“O que ouvimos é uma tristeza introspectiva lenta e delicada, quase um desespero, excepto de Elvin [Jones, baterista], que se ergue ao fundo como um elemento sobrenatural, um trovão a formar-se, uma nuvem de tormenta, um grito de guerra. Como um todo, é um assustador retrato emocional de um lugar – os sentimentos desses músicos.”
Este excerto do texto sobre o disco saído do espetáculo ao vivo de John Coltrane no Birdland e a música “Alabama” dá bem a nota sobre a beleza que se pode encontrar deambulando por Nova Iorque e pelos seus clubes de Jazz, lofts e cafés, experiência a que um viajante pela Grande Maçã não deve escapar. Sem ela, não se conhece Nova Iorque, não se conhecem os EUA.

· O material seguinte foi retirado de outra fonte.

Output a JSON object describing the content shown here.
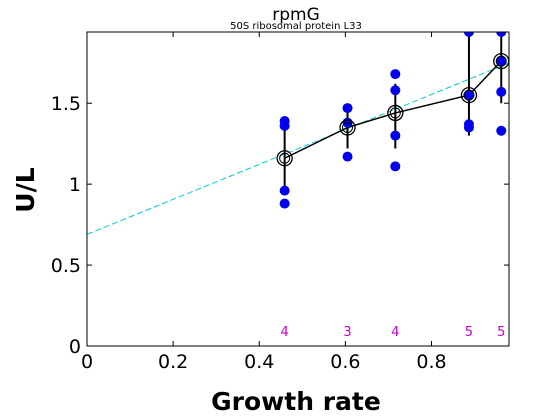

“Música Negra” é um dos mais livres e radicais exercícios de crítica musical. Nesta reunião de ensaios, recensões, crónicas e considerações pessoais, Amiri Baraka retrata a florescente cena do free jazz norte-americano dos anos 60. Num registo vívido e eletrizante, Baraka traduz em palavras a liberdade de improvisação de um género que só pode ser entendido enquanto expressão de uma atitude sobre o mundo, e não apenas como uma forma de fazer música.

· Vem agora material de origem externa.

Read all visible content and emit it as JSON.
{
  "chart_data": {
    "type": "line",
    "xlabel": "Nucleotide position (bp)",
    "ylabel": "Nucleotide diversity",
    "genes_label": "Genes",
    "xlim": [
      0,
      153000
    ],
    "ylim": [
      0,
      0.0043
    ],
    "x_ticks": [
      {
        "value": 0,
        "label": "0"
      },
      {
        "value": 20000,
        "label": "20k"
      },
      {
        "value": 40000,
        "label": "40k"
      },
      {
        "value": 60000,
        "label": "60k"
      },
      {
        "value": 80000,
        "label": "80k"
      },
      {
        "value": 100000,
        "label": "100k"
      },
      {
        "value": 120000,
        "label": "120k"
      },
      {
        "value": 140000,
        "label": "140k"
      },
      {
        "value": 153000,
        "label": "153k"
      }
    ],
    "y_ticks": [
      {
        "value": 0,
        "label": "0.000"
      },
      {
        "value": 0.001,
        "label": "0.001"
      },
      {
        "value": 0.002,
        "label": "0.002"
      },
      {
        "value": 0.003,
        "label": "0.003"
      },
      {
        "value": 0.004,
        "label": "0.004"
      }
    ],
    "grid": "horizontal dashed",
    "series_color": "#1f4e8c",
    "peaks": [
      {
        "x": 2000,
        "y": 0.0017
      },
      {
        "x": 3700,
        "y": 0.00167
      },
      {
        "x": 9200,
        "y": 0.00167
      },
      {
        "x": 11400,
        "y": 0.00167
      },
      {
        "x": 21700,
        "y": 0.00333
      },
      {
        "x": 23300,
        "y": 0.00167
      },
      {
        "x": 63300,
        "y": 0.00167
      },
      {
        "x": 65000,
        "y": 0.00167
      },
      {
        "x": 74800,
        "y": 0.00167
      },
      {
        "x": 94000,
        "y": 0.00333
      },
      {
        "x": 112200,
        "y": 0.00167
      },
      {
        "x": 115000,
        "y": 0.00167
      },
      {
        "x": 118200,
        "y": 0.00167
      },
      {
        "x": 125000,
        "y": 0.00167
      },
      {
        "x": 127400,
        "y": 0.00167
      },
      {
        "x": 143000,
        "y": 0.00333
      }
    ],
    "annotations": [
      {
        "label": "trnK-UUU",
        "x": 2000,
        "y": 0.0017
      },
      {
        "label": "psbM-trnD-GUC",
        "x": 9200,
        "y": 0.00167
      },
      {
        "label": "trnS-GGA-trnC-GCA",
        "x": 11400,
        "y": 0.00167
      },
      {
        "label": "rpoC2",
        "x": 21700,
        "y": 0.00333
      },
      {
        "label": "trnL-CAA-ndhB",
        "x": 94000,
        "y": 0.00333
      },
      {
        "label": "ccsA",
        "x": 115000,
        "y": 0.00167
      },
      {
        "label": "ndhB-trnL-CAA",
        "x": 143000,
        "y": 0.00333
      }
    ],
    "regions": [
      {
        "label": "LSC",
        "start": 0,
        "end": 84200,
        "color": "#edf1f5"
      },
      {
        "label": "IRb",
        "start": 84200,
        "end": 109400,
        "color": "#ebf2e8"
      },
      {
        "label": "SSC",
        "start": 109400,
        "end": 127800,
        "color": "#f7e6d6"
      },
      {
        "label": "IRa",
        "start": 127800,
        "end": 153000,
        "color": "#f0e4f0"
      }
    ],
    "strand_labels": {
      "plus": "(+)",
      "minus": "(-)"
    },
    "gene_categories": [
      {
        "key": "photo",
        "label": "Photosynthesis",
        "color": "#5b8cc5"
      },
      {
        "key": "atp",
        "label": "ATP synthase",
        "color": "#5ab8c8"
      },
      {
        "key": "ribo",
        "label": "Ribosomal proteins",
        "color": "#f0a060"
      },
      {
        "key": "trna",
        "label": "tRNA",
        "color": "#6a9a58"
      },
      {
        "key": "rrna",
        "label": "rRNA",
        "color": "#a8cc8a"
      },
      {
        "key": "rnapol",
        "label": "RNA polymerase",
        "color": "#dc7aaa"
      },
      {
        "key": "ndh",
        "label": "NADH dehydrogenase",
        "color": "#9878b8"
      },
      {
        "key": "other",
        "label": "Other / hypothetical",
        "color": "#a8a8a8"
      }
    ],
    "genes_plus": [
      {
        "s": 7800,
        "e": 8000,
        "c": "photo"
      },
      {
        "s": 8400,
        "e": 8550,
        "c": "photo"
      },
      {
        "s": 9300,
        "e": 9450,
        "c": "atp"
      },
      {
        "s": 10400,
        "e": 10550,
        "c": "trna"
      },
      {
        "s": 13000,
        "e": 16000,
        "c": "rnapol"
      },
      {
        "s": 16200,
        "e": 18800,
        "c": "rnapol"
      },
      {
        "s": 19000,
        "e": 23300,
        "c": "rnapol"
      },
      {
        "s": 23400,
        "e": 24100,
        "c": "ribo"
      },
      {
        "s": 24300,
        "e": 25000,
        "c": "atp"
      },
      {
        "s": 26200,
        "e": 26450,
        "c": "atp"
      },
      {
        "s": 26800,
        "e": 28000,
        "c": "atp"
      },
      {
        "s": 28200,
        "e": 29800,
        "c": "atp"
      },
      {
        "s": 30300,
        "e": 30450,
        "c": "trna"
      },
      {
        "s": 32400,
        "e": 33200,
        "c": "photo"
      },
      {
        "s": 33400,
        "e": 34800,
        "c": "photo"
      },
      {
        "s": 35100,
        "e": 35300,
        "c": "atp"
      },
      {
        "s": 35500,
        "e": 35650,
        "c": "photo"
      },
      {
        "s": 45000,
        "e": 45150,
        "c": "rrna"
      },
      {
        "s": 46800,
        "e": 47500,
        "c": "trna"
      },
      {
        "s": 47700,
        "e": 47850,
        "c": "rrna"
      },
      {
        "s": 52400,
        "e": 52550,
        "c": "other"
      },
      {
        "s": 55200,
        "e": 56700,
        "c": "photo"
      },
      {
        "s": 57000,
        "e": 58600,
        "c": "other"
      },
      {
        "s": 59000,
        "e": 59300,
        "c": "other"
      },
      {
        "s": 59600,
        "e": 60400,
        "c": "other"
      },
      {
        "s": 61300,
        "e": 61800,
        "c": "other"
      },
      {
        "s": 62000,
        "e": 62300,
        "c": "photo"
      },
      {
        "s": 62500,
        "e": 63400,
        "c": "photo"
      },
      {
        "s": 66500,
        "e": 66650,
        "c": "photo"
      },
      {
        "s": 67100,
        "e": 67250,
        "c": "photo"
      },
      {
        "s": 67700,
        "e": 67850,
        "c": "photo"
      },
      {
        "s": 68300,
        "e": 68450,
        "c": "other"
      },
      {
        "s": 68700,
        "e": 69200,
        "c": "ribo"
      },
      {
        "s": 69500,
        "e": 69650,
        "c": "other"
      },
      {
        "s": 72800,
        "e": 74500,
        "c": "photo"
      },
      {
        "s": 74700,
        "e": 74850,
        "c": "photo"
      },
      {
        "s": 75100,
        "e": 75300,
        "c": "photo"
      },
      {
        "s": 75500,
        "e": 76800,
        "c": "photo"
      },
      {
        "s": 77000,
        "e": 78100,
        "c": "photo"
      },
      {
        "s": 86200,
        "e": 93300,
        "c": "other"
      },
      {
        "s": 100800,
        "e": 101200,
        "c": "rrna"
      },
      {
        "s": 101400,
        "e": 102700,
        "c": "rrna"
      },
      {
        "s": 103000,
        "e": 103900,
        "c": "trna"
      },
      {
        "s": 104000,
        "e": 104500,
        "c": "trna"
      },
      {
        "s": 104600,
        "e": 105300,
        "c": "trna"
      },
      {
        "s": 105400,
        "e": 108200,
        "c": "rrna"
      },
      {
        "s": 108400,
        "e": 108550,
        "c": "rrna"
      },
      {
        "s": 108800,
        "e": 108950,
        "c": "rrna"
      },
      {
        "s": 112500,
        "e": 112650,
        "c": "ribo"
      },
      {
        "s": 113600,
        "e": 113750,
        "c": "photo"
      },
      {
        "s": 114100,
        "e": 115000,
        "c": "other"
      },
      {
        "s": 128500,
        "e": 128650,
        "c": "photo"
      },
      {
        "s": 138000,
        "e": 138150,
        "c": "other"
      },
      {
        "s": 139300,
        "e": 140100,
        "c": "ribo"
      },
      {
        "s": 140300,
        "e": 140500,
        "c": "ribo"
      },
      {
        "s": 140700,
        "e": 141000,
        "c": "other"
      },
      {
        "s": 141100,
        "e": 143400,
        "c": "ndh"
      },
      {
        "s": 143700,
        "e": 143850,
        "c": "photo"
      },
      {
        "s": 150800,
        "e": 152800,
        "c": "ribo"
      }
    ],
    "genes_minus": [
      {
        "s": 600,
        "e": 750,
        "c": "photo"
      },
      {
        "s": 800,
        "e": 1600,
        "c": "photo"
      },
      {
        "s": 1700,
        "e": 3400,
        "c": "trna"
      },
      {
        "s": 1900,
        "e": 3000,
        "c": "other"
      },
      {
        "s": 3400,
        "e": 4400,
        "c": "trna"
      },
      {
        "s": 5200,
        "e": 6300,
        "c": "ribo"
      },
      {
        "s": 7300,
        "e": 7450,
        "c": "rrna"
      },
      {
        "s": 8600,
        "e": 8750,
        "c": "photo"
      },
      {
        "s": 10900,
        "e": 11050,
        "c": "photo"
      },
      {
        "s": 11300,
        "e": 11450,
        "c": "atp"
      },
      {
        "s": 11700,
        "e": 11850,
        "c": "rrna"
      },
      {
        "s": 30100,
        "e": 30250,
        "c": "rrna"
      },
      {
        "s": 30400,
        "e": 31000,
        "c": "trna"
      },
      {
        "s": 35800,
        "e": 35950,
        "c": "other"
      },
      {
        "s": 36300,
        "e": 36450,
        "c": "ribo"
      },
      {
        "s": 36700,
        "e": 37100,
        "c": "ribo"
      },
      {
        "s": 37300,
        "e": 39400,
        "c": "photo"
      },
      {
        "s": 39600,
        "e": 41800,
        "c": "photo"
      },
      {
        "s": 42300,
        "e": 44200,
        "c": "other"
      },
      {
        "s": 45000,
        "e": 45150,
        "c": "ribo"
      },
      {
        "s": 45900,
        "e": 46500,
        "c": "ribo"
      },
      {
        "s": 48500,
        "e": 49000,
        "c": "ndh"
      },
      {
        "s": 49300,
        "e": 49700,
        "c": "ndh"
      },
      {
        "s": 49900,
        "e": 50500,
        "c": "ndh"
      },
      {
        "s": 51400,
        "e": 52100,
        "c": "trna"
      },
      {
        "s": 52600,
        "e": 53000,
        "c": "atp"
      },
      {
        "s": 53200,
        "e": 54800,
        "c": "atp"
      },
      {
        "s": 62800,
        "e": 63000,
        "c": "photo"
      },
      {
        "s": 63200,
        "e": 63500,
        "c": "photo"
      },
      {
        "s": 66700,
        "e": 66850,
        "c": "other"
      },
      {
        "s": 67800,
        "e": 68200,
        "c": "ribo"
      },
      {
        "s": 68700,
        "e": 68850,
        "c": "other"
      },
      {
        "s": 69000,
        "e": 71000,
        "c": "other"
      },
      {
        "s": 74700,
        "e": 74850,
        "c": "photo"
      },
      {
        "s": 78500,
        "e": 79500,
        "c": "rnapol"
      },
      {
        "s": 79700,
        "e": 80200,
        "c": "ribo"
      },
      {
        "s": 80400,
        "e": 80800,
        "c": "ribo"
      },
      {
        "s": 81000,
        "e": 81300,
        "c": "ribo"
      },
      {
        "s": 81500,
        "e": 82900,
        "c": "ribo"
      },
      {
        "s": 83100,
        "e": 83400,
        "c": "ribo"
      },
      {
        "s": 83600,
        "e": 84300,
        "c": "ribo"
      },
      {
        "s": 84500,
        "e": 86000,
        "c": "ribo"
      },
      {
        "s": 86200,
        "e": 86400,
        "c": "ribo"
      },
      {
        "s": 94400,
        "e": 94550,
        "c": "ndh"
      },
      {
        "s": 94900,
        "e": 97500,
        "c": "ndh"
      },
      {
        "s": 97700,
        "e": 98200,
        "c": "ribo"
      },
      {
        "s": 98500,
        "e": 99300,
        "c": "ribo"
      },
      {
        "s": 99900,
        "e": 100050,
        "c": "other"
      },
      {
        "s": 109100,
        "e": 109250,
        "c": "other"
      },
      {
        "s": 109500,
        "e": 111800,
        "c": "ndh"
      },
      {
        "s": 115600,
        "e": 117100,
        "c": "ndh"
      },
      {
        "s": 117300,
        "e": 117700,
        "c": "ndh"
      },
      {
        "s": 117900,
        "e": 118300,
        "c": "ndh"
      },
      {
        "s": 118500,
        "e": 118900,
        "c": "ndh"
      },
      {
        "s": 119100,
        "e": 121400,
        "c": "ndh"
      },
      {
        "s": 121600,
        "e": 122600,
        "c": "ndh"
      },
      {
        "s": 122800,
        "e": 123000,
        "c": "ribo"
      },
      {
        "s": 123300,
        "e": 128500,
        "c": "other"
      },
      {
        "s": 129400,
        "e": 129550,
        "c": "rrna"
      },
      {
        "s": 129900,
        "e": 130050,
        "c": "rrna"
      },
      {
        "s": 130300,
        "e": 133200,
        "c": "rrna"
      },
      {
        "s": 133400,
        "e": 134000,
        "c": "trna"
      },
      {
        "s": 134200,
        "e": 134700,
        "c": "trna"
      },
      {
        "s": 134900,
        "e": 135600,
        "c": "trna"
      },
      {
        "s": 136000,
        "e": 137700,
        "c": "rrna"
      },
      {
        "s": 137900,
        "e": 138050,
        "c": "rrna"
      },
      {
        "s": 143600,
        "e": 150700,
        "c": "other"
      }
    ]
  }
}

É dessa expressão única e autêntica da cultura afro-americana que surgem músicos singulares e revolucionários como John Coltrane, Thelonious Monk, Miles Davis, Ornette Coleman, Cecil Taylor, Archie Shepp e Sun Ra.
LeRoi Jones, mais tarde Amiri Baraka (1934-2014), foi poeta, dramaturgo, crítico de música, professor, ativista político e uma das vozes proeminentes da cultura norte-americana da segunda metade do século XX. Depois de terminar os estudos, Jones integrou a Força Aérea dos EUA, tendo sido dispensado ao fim de três anos por suspeita (que se provou errada) de ter simpatias comunistas.
Figura central do movimento beatnik dos anos 50 e do Black Power nas décadas posteriores, Amiri Baraka evidenciou-se pelo seu estilo inflamado e controverso, tendo contribuído para uma nova consciência do que significava ser negro nos Estados Unidos. Em 1958, fundou a revista de poesia “Yugen”, onde foram publicados textos de Allen Ginsberg ou Jack Kerouac.
LeRoi Jones escreveu numerosos artigos e ensaios sobre racismo, colonialismo e música afro-americana, tema a que se dedicou com maior empenho depois da morte de Malcolm X, em 1965. A sua posição de proeminente poeta seria posta em causa após a publicação de um poema, em 2001, onde insinuava que Israel teria tido conhecimento antecipado dos ataques de 11 de setembro desse ano.
Polémicas à parte, Amiri Baraka recebeu vários prémios pelo seu trabalho, incluindo o prestigiado PEN/Faulkner Award, e, com este livro, leva-nos por um belo passeio pela música e, portanto, por uma das componentes mais fascinantes da cultura norte-americana.
Uma edição Orfeu Negro que é também a sugestão de leitura desta semana da livraria Palavra de Viajante.